China Blocks Foursquare, Unblocks Porn

A year ago this week, I wrote about how China was cracking down on social media sites in preparation for the 20th anniversary of the Tiananmen Square. This year, government censors are taking a different tack, making a flood of previously blocked sites accessible. The twist: the majority of these sites appear to be pornography.

The move directly contradicts the government's previous opposition to pornographic content online: Chinese filtering software Green Dam ostensibly exists to protect children from such content, including nude photos. Despite this, Taiwan News reports that many Chinese and foreign-language pornography sites became accessible over the past week.
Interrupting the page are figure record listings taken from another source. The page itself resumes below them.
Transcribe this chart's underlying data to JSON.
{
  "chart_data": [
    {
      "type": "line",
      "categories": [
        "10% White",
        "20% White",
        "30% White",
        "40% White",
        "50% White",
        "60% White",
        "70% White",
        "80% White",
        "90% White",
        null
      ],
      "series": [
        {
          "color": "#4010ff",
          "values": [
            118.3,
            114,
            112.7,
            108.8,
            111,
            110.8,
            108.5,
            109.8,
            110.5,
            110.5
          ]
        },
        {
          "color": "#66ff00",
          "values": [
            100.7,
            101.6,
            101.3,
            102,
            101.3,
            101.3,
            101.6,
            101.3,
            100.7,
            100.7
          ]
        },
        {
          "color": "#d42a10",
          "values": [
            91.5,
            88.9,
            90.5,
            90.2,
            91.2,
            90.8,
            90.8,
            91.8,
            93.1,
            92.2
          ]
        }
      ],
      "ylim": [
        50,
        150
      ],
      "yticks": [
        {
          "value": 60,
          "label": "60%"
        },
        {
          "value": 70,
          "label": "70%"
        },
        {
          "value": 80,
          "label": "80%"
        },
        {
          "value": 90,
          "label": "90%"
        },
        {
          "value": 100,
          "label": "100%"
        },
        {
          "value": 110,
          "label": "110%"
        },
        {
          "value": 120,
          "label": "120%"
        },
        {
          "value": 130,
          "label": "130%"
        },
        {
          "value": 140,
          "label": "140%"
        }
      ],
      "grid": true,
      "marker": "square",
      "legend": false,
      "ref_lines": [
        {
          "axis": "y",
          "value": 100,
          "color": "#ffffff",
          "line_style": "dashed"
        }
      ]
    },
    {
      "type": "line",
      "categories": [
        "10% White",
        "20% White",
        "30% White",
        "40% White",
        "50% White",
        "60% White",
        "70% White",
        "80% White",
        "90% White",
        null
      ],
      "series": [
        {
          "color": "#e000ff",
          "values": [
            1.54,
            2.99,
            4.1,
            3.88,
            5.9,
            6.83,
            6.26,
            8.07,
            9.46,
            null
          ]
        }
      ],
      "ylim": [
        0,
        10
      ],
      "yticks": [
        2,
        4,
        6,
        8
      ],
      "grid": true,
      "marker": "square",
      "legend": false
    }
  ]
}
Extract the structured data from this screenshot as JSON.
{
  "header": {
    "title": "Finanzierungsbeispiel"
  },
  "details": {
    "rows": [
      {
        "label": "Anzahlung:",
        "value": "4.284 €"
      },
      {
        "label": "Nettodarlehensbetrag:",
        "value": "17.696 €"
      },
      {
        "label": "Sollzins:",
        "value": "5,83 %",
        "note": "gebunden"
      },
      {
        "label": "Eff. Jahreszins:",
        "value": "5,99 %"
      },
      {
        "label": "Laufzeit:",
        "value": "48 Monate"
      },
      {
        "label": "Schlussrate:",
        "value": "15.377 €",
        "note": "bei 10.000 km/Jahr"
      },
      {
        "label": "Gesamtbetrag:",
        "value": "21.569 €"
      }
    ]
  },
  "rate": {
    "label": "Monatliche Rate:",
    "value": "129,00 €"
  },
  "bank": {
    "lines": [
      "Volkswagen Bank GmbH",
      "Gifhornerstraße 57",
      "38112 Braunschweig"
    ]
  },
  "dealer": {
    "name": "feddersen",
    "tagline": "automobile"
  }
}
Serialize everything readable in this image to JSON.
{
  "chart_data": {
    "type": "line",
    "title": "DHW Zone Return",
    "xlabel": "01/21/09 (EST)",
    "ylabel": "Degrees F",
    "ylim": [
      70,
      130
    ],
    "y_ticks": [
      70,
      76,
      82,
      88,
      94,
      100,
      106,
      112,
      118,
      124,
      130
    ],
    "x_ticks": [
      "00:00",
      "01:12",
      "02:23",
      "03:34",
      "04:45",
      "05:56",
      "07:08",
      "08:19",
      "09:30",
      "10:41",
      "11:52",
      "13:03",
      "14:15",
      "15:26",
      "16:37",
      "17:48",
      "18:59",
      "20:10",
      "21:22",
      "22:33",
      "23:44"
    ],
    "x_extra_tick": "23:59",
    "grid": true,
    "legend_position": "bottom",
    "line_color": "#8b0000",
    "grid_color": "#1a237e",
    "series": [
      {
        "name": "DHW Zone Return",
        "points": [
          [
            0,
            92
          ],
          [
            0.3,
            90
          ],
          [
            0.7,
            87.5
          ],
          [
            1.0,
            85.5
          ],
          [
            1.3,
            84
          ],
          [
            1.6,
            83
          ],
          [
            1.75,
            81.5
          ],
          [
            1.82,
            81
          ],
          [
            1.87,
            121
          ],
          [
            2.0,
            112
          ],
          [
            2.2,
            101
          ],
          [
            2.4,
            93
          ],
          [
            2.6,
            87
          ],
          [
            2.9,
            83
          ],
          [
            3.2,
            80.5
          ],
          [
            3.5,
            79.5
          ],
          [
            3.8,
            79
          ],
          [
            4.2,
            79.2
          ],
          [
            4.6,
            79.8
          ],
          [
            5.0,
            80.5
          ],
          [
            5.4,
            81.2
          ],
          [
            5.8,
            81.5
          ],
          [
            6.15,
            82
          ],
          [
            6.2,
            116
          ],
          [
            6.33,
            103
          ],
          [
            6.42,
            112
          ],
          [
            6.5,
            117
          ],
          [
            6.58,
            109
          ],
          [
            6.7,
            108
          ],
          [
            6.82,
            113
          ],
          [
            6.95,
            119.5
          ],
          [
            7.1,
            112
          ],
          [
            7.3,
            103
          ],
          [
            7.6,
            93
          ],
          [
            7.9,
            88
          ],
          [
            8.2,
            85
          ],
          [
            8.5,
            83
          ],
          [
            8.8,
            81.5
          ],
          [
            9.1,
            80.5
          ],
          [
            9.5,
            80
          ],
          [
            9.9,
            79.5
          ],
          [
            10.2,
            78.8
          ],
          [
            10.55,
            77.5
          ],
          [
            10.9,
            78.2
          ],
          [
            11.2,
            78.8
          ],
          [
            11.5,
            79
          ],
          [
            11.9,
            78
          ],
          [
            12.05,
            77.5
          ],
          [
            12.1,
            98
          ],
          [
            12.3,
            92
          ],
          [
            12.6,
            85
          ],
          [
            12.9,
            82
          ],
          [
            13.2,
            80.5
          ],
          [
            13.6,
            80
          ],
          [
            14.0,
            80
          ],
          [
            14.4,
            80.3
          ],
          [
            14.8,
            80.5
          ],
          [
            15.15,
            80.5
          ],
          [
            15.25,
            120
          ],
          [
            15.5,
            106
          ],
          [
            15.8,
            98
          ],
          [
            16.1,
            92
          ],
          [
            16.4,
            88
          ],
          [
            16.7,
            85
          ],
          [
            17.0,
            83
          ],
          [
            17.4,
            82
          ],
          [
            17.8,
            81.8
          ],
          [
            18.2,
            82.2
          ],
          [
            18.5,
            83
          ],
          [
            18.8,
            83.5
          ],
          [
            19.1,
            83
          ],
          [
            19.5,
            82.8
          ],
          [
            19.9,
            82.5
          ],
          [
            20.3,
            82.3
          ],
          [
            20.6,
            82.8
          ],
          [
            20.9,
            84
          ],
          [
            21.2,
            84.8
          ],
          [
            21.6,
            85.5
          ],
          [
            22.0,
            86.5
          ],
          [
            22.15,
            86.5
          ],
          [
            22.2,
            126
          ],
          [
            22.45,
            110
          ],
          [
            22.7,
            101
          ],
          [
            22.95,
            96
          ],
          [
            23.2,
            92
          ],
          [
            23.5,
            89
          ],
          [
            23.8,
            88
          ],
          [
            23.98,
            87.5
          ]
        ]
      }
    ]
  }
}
Why the policy shift, and why now? The obvious answer is that the government is trying to distract Internet users from today's anniversary, though Newser's Rob Quinn reports that some believe the move may be an attempt at "calming discontent among the country's increasingly male-heavy population."

Given the number of social media sites China has blocked and its efforts to prevent discussion of the anniversary online this week, the distraction theory makes the most sense.

Facebook and Twitter, which China blocked temporarily during last year's anniversary, are less of a concern this year. Both sites have been largely inaccessible within the country since they were used to spread information about the riots in Urumqi last July. YouTube is also blocked, according to a recent flood of reports from Herdict.

This year China's decided to add location-based social networking application Foursquare to the list of blocked sites. Forbes reports that the the block came in response to the number of users who set their location to Tiananmen Square as a way of paying their respects online:

The keepers of the Great Firewall of China acknowledged the day in their own way by blocking the social networking site Foursquare. It seems that Foursquare users observed today's 21st anniversary of the massacre by telling the site in numbers that they were "checking in" at Tiananmen Square. The Great Firewall, not amused, has conferred on Foursquare its own version of the "overshare" badge.

The article also claims that Chinese social network Sina is taking candle and flower emoticons, likely posted in remembrance of the events at Tiananmen, off of its microblog.

Interestingly, among the list of newly accessible sites is video sharing site Vimeo. This has prompted some analysts to speculate that the unblocking may be a fluke. Even if it is intentional, others have noted that visits to the unblocked sites have not increased since the sites became accessible, suggesting that those who wanted to access porn from China have simply been using proxies.